I will try to see if the MIN function works.
Thank you both for the help.
Some other caveats about this method:
(1) The curve has two abrupt changes in curvature at the transitions from the cut to the uncut region. If a single spline is generated with the equation, you might see some odd behavior in that area. A "bulge" of the curve or something like that.
(2) If you're trying to define a sheet metal plate that will be rolled into the cylinder and then welded, you might need to adjust the total "X" length to account for shrinkage or the addition of filler material, depending on what welding method is used, materials, etc.
(3) Also, if you're doing sheet metal, you will need to define everything at the mid thickness of the material that is to be used.
I've noticed the (1) issue. Did you understand what is the cause?
Issues (2) and (3) are not so important as the cut is only graphic. The actual cut it will be done after the sheet is wrapped into a cylinder.
What I don't understand is if you do the same cut symmetric, on the other side of the bush: I simply mirrored the curve respect to the symmetry ax. It became very thin in the middle, much thinner than the actual dimension (see attachment)
Kenneth, you gave me the idea of cunstructing my curve!
My approach was a bit different, so it is independent of the width "E" of the bush: when Y=0 means that the cylinder (bushing) it is not cut.
I was able to constructing the "whole" curve but I hadn't had any idea how to cut it with the X axis until you used the "min" function. So, I translated my sine curve lower so it intersects the X axis at the "unwrapped K" distance- driven by
uK=D/2*acos((D-2*K)/K)*PI/180 !!BE AWARE OF THE DIFFERENCE BETWEEN RADIANS AND DEGREES!!
So my equation becomes
X=D*PI*t
Y=MAX(0, -D/2*1/ACOS((D-2*K)/D)*PI/180+D/2*TAN(ALPHA)*(1-COS(360*t)))
What do you say? Seems like the incontinuos dissapear and it is really a "cut" with the X axis of the sine curve (as it should be). If you have the patience to look at it and see something strange, please let me know.
I put your answer before (the one with the "min" function) as the correct answer because that was the ice braker.
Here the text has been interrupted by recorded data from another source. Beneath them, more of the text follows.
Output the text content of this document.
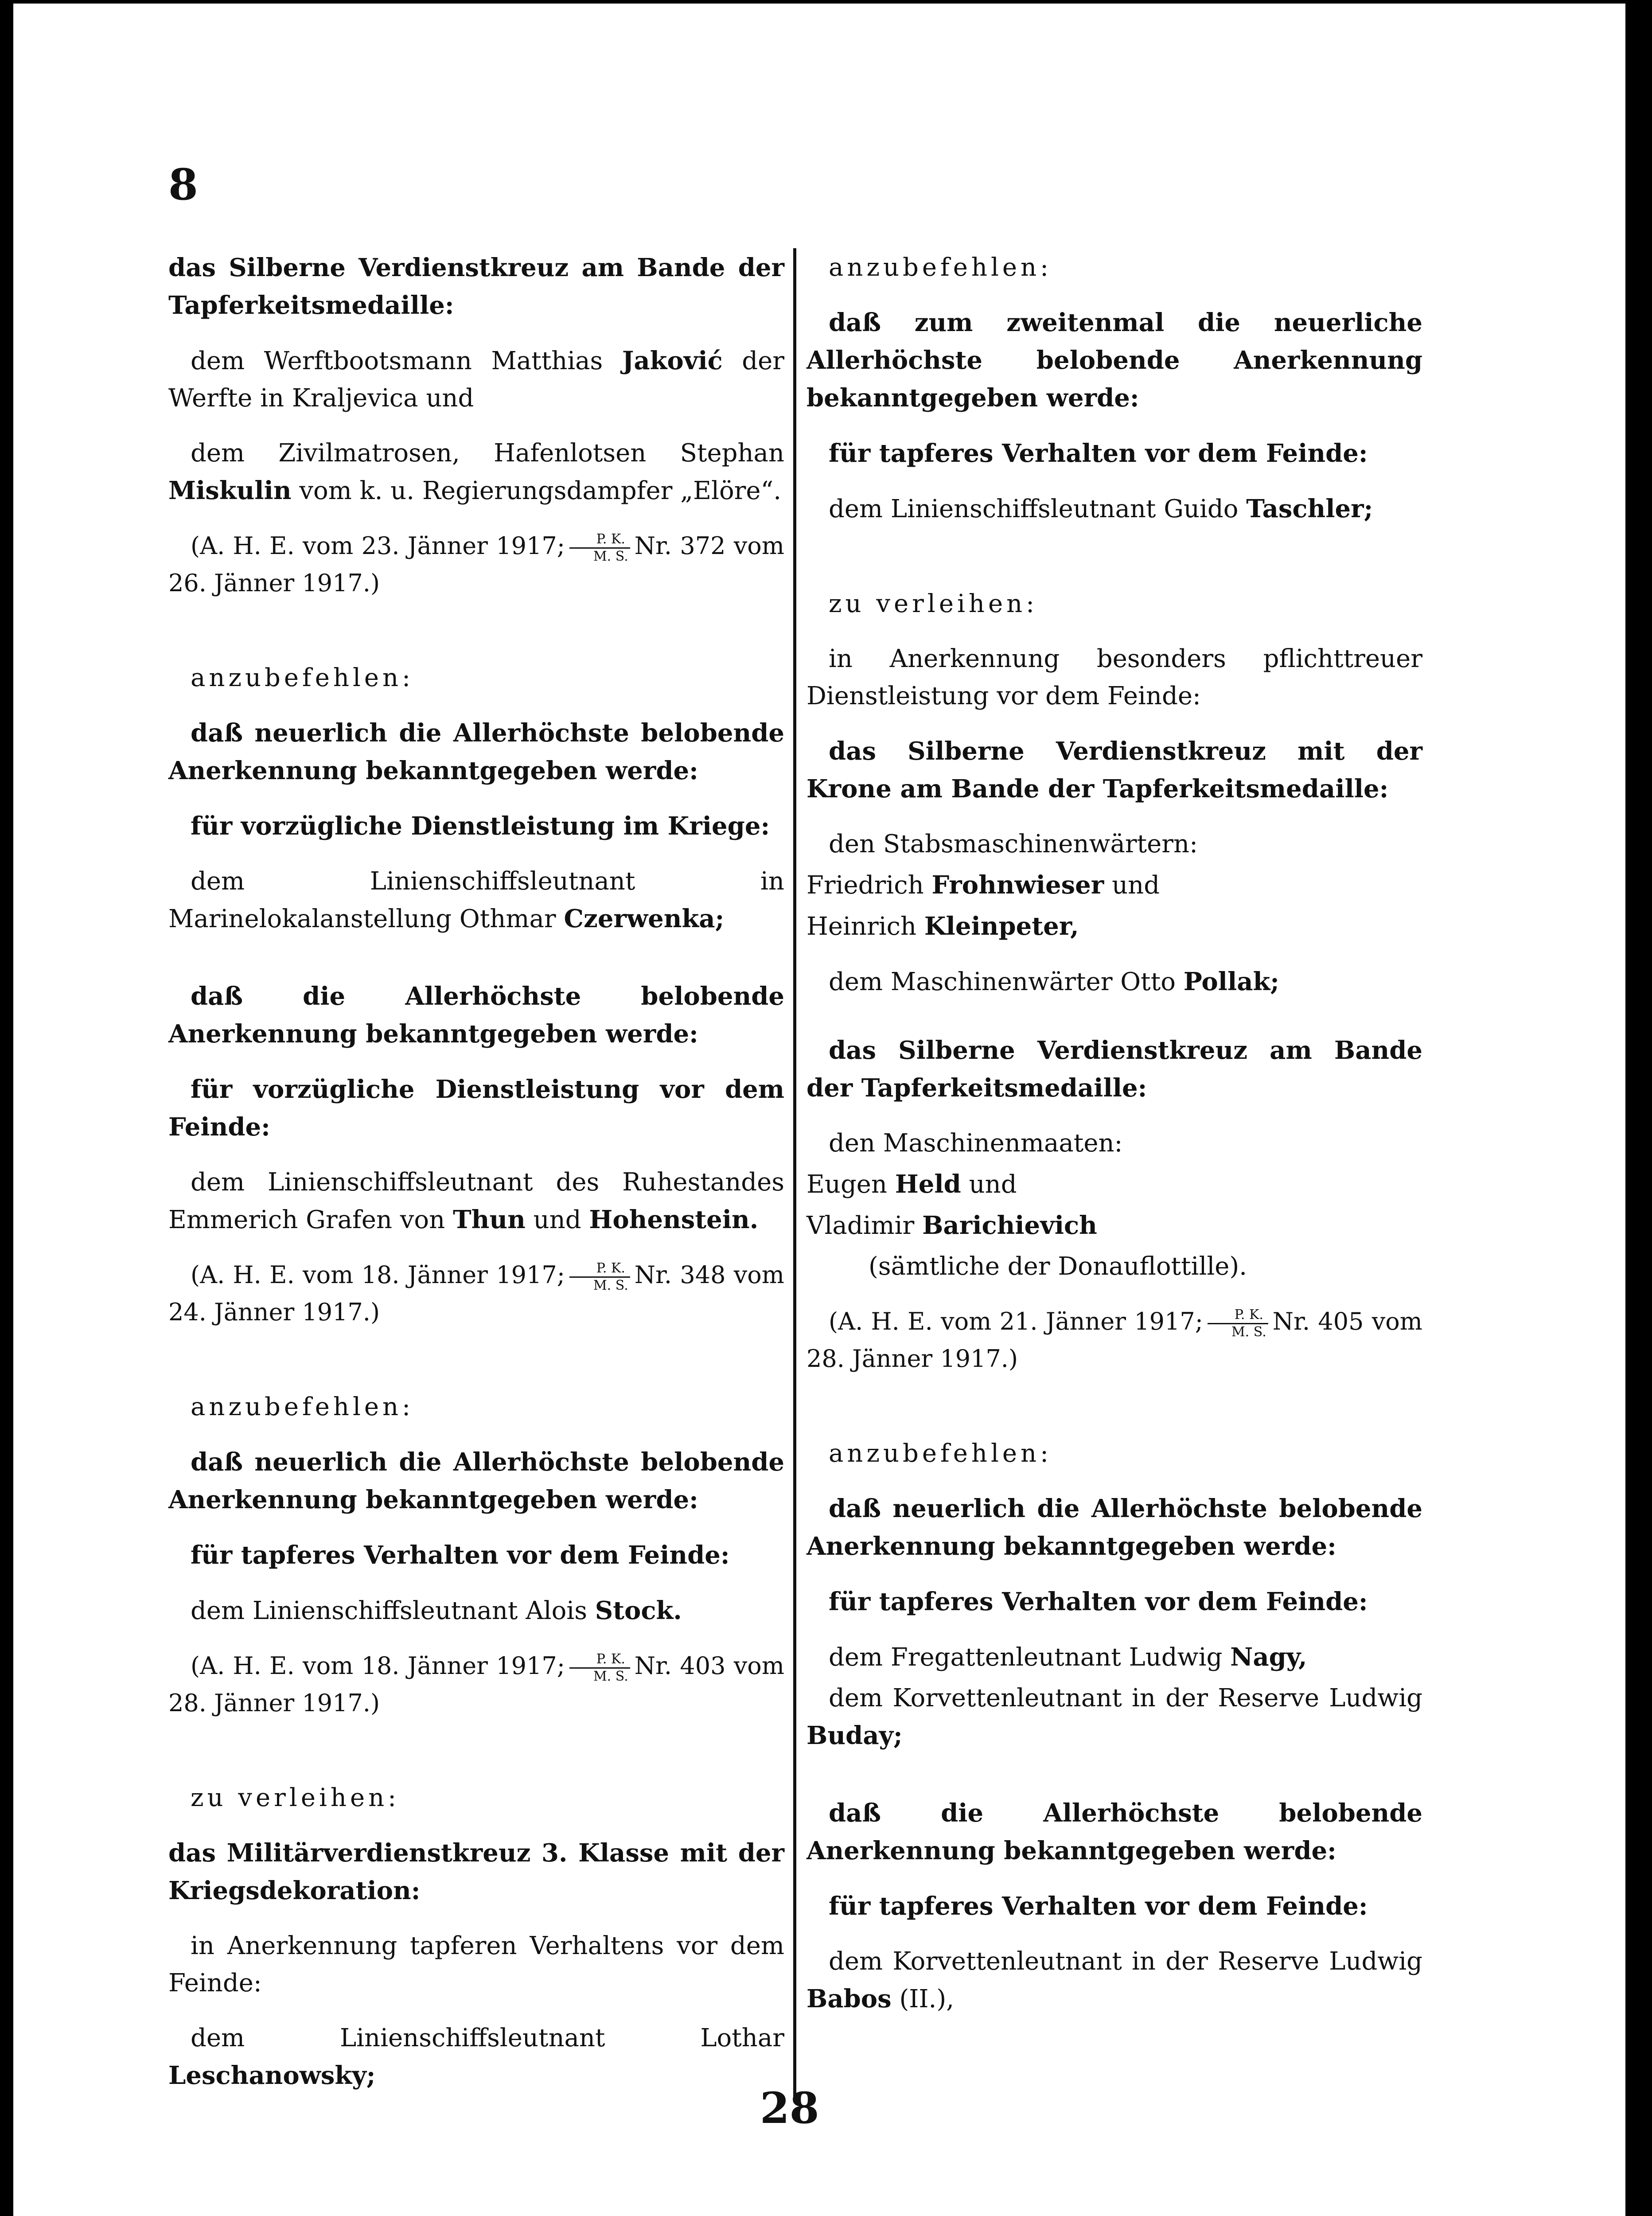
8

das Silberne Verdienstkreuz am Bande der Tapferkeitsmedaille:

dem Werftbootsmann Matthias Jaković der Werfte in Kraljevica und

dem Zivilmatrosen, Hafenlotsen Stephan Miskulin vom k. u. Regierungsdampfer „Elöre“.

(A. H. E. vom 23. Jänner 1917; $\frac{P. K.}{M. S.} Nr$. 372 vom 26. Jänner 1917.)

anzubefehlen:

daß neuerlich die Allerhöchste belobende Anerkennung bekanntgegeben werde:

für vorzügliche Dienstleistung im Kriege:

dem Linienschiffsleutnant in Marinelokalanstellung Othmar Czerwenka;

daß die Allerhöchste belobende Anerkennung bekanntgegeben werde:

für vorzügliche Dienstleistung vor dem Feinde:

dem Linienschiffsleutnant des Ruhestandes Emmerich Grafen von Thun und Hohenstein.

(A. H. E. vom 18. Jänner 1917; $\frac{P. K.}{M. S.} Nr$. 348 vom 24. Jänner 1917.)

anzubefehlen:

daß neuerlich die Allerhöchste belobende Anerkennung bekanntgegeben werde:

für tapferes Verhalten vor dem Feinde:

dem Linienschiffsleutnant Alois Stock.

(A. H. E. vom 18. Jänner 1917; $\frac{P. K.}{M. S.} Nr$. 403 vom 28. Jänner 1917.)

zu verleihen:

das Militärverdienstkreuz 3. Klasse mit der Kriegsdekoration:

in Anerkennung tapferen Verhaltens vor dem Feinde:

dem Linienschiffsleutnant Lothar Leschanowsky;

anzubefehlen:

daß zum zweitenmal die neuerliche Allerhöchste belobende Anerkennung bekanntgegeben werde:

für tapferes Verhalten vor dem Feinde:

dem Linienschiffsleutnant Guido Taschler;

zu verleihen:

in Anerkennung besonders pflichttreuer Dienstleistung vor dem Feinde:

das Silberne Verdienstkreuz mit der Krone am Bande der Tapferkeitsmedaille:

den Stabsmaschinenwärtern:

Friedrich Frohnwieser und

Heinrich Kleinpeter,

dem Maschinenwärter Otto Pollak;

das Silberne Verdienstkreuz am Bande der Tapferkeitsmedaille:

den Maschinenmaaten:

Eugen Held und

Vladimir Barichievich

(sämtliche der Donauflottille).

(A. H. E. vom 21. Jänner 1917; $\frac{P. K.}{M. S.} Nr$. 405 vom 28. Jänner 1917.)

anzubefehlen:

daß neuerlich die Allerhöchste belobende Anerkennung bekanntgegeben werde:

für tapferes Verhalten vor dem Feinde:

dem Fregattenleutnant Ludwig Nagy,

dem Korvettenleutnant in der Reserve Ludwig Buday;

daß die Allerhöchste belobende Anerkennung bekanntgegeben werde:

für tapferes Verhalten vor dem Feinde:

dem Korvettenleutnant in der Reserve Ludwig Babos (II.),

28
The cause of the curve being discontinuous at the transitions is that's what the equations are defining. It is an inherent fact of the geometry. The bump in the spline will be because a finite number of points are used to define it. The spline maintains tangency from point to point, so when it passes through the strange region it can go a little weird.
If I were making such a thing, I would make the rectangular portion (with Y = E as a constant), then do the cut that defines the oblique end as a separate operation.That will get the geometry to be exactly what you want, with a sharp corner at the "K" distance.
T is evaluated from 0 to 1. You multiplied it by 360 so the range is 0-360. Then you added 90 so the range is from 90 to 450. Which is still a 360 degree segment.
Try not multiplying by 360 to change the range to the angle range you want.
That's what i thought: T is evaluated from 0 to 1. So if I change the value of T
From 0.25
To 0.75
I would expect to have just the middle portion of the curve.
Which it is NOT happening. Whatever values I give to T, the curve remains the same: a perfect sine curve from 0 to 360deg.
Any idea for the second cut? The "partial" one means that basicaly my sine curve should translate along the Y axis until it starts from the unwraped "K" value of it: K x THETA_ANGLE
I see you opened another question. However, if the evaluation is not right you need to let people know what version and release of Creo you are using. Also, you can change the equation, even if the evaluation of the limits isn't working right.
Errors with fundamental functions are either because there is something wrong with that release or because there is a failure with that particular model file or there is a failure with that particular session of Creo. Of these there is nothing the community can resolve.
The workable methods are:
A) Submit the file to PTC
B) Try a new (not from template or copy) model file to see if it still occurs
C) Reboot.